The latest Hitman title for 2016 once again follows Agent 47, a genetically-enhanced, cold-blooded assassin, who finds himself at the center of new missions scatted about Central Europe, but not before some drama in an ICA training facility some 20 years before the events of 2012's Hitman: Absolution. We tested the game using its DirectX 12 code path, at multiple resolutions, with all in-game options set to their maximum / Ultra values, with FXAA and 16x anisotropic filtering enabled...
| Hitman (2016) | DirectX 12 Gaming Performance |
|
Hitman (2016)
The new TITAN X continued to smoke all comers in our Hitman tests. It outperformed all of the other cards, regardless of resolution and came within a hair of hitting the 60 FPS mark at 4K.
The TITAN X's frametimes were awesome in this game as well.
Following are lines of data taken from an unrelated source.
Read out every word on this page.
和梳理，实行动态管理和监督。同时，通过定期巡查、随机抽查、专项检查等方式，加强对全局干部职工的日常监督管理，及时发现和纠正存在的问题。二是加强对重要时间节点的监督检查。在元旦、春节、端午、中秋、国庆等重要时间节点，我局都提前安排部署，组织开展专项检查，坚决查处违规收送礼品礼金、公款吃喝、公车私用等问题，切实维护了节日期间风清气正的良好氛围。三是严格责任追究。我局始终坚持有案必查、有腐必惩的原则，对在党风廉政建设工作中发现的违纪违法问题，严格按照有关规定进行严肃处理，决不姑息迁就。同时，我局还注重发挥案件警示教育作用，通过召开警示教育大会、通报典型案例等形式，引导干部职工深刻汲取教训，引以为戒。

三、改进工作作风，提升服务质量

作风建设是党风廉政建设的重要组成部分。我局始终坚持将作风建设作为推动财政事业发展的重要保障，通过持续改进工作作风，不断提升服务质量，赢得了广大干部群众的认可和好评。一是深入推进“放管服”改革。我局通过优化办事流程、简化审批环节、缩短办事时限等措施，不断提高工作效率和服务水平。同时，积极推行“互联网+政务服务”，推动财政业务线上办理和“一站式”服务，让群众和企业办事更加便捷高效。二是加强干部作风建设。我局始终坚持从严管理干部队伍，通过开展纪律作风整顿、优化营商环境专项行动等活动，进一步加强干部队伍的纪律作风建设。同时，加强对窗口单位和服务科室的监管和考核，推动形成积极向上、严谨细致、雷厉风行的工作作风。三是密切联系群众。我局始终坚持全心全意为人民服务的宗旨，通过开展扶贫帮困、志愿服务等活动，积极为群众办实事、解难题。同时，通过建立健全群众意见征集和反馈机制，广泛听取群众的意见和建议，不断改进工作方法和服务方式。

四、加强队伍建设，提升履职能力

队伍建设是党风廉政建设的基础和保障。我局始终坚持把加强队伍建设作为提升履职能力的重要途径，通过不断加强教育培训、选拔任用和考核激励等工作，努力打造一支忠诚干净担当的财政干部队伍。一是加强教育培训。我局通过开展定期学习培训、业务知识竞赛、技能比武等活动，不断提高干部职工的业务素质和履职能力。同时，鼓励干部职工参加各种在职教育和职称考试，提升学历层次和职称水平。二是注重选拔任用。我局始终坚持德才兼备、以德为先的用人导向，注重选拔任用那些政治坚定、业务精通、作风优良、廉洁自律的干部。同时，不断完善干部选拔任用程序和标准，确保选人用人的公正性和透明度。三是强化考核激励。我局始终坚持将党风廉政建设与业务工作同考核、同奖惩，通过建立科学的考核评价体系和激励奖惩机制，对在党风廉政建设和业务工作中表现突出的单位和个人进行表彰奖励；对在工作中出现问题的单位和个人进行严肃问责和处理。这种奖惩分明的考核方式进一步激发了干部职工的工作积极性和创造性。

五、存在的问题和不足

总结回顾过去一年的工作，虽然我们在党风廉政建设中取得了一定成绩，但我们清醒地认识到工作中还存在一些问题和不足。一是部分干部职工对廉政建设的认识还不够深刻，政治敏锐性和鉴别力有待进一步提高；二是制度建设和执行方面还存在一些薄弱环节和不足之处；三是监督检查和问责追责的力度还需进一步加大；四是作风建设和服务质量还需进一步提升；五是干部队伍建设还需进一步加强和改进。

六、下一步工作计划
Save for a tiny spike about 15% of the way through (which affected all cards) its frame pacing is about as good as you can get here.
| Ashes Of The Singularity | DirectX 12 Performance |
|
Oxide's Ashes Of The Singularity offers planetary warfare on a massive scale. The game also includes one of the first DirectX 12 benchmarks. And it's not synthetic like 3DMark’s API overhead feature test, but rather a real-world representation of in-game performance using a variety of workloads. We ran the Ashes benchmark at multiple resolutions with its "crazy" graphics preset and 4X anti-aliasing enabled to put as heavy a workload as possible on the GPUs.
Ashes Of The Singularity
The new TITAN X continued to lead in the Ashes Of The Singularity benchmark. Its framerates outpaced all of the other cards, across the board.
Details of the TITAN X's 1440P run through the Ashes of the Singularity benchmark are pictured above.